A linha de tempo da peça não é sempre detectável, mas nós sabemos pelo próprio Hamlet (Ato I.2) que o casamento de Gertrudes e Claudio aconteceu três ou quatro meses após o enterro do Hamlet pai. A revelação do fantasma do Rei assassinado se dá no dia das núpcias do casal, e isso nos precipita a primeira das muitas visões que Hamlet tem da mãe: a adúltera, aquela que cometeu o pecado mortal da traição. E aqui devo me explicar melhor: porque, para o leitor moderno, ouvir Hamlet pensar que Gertrudes traiu seu marido nos remete diretamente a uma relação excusa, anterior à morte do Rei. Mas, na época retratada na peça, o simples fato de Gertrudes se casar novamente já pode ser considerado adultério. Se ela se casou com o cunhado, tanto pior: porque além de adultério, ela praticara incesto - já que na mentalidade antiga, quando a mulher entra para uma família, ela se torna filha e irmã de seus membros. Como irmão de seu marido, Claudio deveria ser um irmão também para ela, e não alguém que ela pudesse desejar. A imagem de Gertrudes, portanto, é a da mulher transgressora, que não apenas enterra o marido, como também o troca por um homem que devia ser proibido para ela. Como esposa, não lhe cabia o desejo; mas fica claro pelas palavras de Hamlet na cena do closet - do qual colocamos um extrato uns posts atrás - que Gertrudes casou-se cedendo à uma atração pelo cunhado. A rainha se deixou seduzir, traindo assim o conceito de amor que deve cercear uma escolha de casamento. Hamlet justapõe para a mãe as imagens do pai e do tio para que ela enxergue a contradiçao de seus sentimentos.

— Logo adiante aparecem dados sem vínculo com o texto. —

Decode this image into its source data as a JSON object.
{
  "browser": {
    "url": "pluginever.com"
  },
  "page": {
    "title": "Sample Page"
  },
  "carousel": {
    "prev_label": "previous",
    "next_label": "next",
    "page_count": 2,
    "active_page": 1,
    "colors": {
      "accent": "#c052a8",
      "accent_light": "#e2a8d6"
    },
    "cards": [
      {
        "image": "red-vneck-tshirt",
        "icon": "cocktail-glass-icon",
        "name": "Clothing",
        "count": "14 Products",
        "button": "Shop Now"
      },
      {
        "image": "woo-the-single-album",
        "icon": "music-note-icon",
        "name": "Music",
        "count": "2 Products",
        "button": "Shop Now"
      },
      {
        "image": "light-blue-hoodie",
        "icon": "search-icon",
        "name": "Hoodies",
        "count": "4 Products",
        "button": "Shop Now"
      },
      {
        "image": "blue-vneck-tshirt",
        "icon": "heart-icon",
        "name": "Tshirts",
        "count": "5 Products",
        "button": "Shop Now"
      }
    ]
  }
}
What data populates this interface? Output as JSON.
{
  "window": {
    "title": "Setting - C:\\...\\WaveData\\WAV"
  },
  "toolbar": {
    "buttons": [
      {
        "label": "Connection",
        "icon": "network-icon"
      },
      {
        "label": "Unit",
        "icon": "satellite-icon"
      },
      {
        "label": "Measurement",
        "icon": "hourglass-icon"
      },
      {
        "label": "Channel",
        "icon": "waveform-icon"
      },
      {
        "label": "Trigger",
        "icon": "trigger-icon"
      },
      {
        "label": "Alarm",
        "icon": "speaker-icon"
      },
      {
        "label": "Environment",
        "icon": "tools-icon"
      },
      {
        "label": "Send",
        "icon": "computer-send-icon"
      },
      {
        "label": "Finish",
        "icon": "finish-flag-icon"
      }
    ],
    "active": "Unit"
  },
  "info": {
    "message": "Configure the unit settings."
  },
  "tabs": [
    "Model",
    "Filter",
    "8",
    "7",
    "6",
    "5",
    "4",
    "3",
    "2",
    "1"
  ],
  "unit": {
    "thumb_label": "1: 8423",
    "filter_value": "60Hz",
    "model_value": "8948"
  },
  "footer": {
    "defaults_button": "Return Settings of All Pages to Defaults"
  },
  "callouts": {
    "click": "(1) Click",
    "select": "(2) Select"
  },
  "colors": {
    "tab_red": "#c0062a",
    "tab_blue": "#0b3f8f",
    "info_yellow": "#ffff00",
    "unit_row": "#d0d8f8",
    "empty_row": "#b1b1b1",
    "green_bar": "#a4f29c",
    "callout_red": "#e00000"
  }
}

Neste momento da trama, em que há o confronto entre mãe e filho, surge uma outra visão de Gertrudes: a da mãe devotada, envergonhada não diante de seu desejo pelo marido, mas diante da decepção que esse sentimento causa em seu único filho. Num momento da trama em que Hamlet finge-se desiquilibrado, com o intuito de desestabilizar o governo e o casamento de Claudio, Gertrudes se sente responsável pela aparente insanidade do filho. Shakespeare nos presenteia com um relaciomento tão intricado entre Hamlet e Gertrudes que, mais tarde, Freud os usaria como exemplo para explicar o famoso Complexo de Édipo - pois é evidente que Hamlet assume para si o comportamento de homem da casa, senhor da família que foi deixada órfã pelo pai morto - e por conseguinte, não reconhece em Claudio o substituto legítimo do marido da mãe. No fundo, Hamlet concede esse papel a ele mesmo - o que nos leva a um estágio inconsciente de incesto que não se tem a intenção de concretizar, mas que tem sua representação simbólica no fato de pai e filho terem exatamente o mesmo nome. Em Shakespeare, nada é coincidência.
Na referida cena do closet, Hamlet tenta fazer Gertrudes prometer que não se relacionará sexualmente com Claudio outra vez. É a derradeira tentativa do príncipe de recuperar a visão da mulher pura de corpo e de espírito - na verdade a única que ele realmente aceita que a mãe tenha. Naquela passagem, Gertrudes se assusta com a visão que Hamlet tem do pai - coincidência? - e desvia o assunto. Mas, no ultimo ato, a rainha se redime de quaisquer pecados que possa ter cometido - seja o da fraqueza, seja o da cegueira. Ao perceber que Claudio tenta envenenar Hamlet durante o seu duelo com o bravo Laertes, Gertrudes toma o veneno no lugar do filho. Sua atitude inesperada desestabiliza completamente Claudio, e precipita a revelação de todos os seus crimes. Hamlet, porém, não escapa: é morto por Laertes. Mesmo assim, o sangue de Gertrudes derramado em defesa do filho é um retorno ao espírito, e um abandono do corpo que a condenara antes, quando se casou com Claudio. A reunião da família original se dá na morte: Hamlet pai, Hamlet filho e Gertrudes, rainha do maior dos sentimentos. E o resto é silêncio.